The law allows community banks, many of which are in rural Georgia, to accept local government’s funds and allows these banks in turn to reinvest and loan monies back into their own communities and spur economic activity. Such increased lending, of course, will spur business growth, jobs, and boost statewide economic activity.

Caric Martin, senior vice president of the Vinings Bank in Smyrna, shares the view of many community bankers when InsiderAdvantage asked him for his opinion of the new law that he wishes could have been passed years ago.

“My basic thought on government entities being able to use a Deposit Placement Service, authorized for government entities by SB 157, is that it puts deposits on Main Street and not Wall Street. Instead of community banks having to buy government bonds (Wall Street) the money will be lent out on Main Street. Because of rules limiting the size of loans for banks based on their capital levels, by default deposits placed in community banks will go to local small and medium size businesses, local agricultural concerns, local small commercial real estate projects and in many cases to mortgages,” Martin explains.

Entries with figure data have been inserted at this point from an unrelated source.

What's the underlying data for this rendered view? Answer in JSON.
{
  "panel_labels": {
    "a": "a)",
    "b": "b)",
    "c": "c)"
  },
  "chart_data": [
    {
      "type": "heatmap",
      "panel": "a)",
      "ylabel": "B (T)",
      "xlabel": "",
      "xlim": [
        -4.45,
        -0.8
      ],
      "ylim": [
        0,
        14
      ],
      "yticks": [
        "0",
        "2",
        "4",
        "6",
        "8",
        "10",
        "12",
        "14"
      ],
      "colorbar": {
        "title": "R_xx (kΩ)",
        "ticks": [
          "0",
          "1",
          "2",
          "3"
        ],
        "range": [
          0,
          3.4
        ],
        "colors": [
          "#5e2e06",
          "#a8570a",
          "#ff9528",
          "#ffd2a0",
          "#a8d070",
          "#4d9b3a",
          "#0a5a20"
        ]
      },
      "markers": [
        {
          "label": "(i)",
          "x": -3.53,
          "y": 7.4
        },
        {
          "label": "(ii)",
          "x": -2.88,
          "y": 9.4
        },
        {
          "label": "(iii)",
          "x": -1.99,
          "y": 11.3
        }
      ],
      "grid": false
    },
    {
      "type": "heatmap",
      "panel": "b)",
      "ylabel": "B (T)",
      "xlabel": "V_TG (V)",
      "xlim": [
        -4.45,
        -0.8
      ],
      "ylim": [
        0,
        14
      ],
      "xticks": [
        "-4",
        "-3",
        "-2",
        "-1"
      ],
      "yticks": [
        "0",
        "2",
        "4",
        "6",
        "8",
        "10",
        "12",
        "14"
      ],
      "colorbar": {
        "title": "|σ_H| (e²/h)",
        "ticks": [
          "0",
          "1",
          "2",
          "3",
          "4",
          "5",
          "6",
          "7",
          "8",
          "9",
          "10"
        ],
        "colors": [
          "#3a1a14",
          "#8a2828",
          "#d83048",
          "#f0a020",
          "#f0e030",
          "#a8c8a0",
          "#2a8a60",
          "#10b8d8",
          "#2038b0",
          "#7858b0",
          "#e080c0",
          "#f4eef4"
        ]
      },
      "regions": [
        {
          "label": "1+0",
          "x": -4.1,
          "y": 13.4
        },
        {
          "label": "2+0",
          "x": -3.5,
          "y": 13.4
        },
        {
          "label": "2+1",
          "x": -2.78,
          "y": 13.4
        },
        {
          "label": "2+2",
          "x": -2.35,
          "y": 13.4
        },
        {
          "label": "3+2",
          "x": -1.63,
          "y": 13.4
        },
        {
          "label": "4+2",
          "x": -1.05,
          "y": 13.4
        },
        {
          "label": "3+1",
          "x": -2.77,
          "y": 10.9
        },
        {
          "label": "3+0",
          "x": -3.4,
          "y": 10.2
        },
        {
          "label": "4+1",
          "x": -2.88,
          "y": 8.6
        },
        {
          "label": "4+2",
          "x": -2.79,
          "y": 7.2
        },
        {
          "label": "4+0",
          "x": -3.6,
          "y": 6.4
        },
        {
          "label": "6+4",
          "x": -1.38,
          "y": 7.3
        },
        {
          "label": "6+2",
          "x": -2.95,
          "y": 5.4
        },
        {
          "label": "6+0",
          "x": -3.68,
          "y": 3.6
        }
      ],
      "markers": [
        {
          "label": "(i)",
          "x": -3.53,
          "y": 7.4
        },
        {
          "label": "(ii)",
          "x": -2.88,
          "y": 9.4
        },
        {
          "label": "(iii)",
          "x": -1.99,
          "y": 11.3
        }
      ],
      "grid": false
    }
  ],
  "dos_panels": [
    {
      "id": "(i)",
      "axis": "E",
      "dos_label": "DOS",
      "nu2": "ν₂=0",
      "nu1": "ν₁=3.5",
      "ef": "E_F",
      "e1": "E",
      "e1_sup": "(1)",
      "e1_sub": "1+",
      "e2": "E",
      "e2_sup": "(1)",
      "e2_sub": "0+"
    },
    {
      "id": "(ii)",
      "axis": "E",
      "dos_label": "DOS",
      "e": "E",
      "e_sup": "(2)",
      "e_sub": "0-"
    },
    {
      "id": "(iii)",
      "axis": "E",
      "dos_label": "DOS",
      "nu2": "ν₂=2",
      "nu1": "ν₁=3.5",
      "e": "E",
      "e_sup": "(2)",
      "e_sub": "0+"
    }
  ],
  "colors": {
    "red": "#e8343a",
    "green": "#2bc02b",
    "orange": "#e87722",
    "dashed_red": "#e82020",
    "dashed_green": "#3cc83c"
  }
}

“It is amazing to me that Georgia is the last state to allow the flexibility of using deposit placement services for government deposits,” Martin says. “Think about how we might have bounced back quicker from the last recession if this rule had been in place earlier. I’m glad a few of the bureaucratic restraints in government and from lobbyists are gone with the passage and signing of SB 157.

“Seldom is heard an elected official saying the funds they control are the citizens’ money. These funds should benefit the citizens of their jurisdiction not large banks (who often move these funds to projects outside of Georgia). What we need now are forward thinking elected officials and government entities – cities, counties, state agencies, authorities, any government body that has an operating checking accounts or reserve funds – to realize that, over time, using a deposit placement service to place their deposits in a bank in their community will be an economic generator,” he emphasizes.

And the veteran banker adds a final comment: “SB 157 fits nicely with Governor Kemp’s theme of Georgians First. It is time we demand that our elected officials understand the power of deposits and make our deposits work in our communities.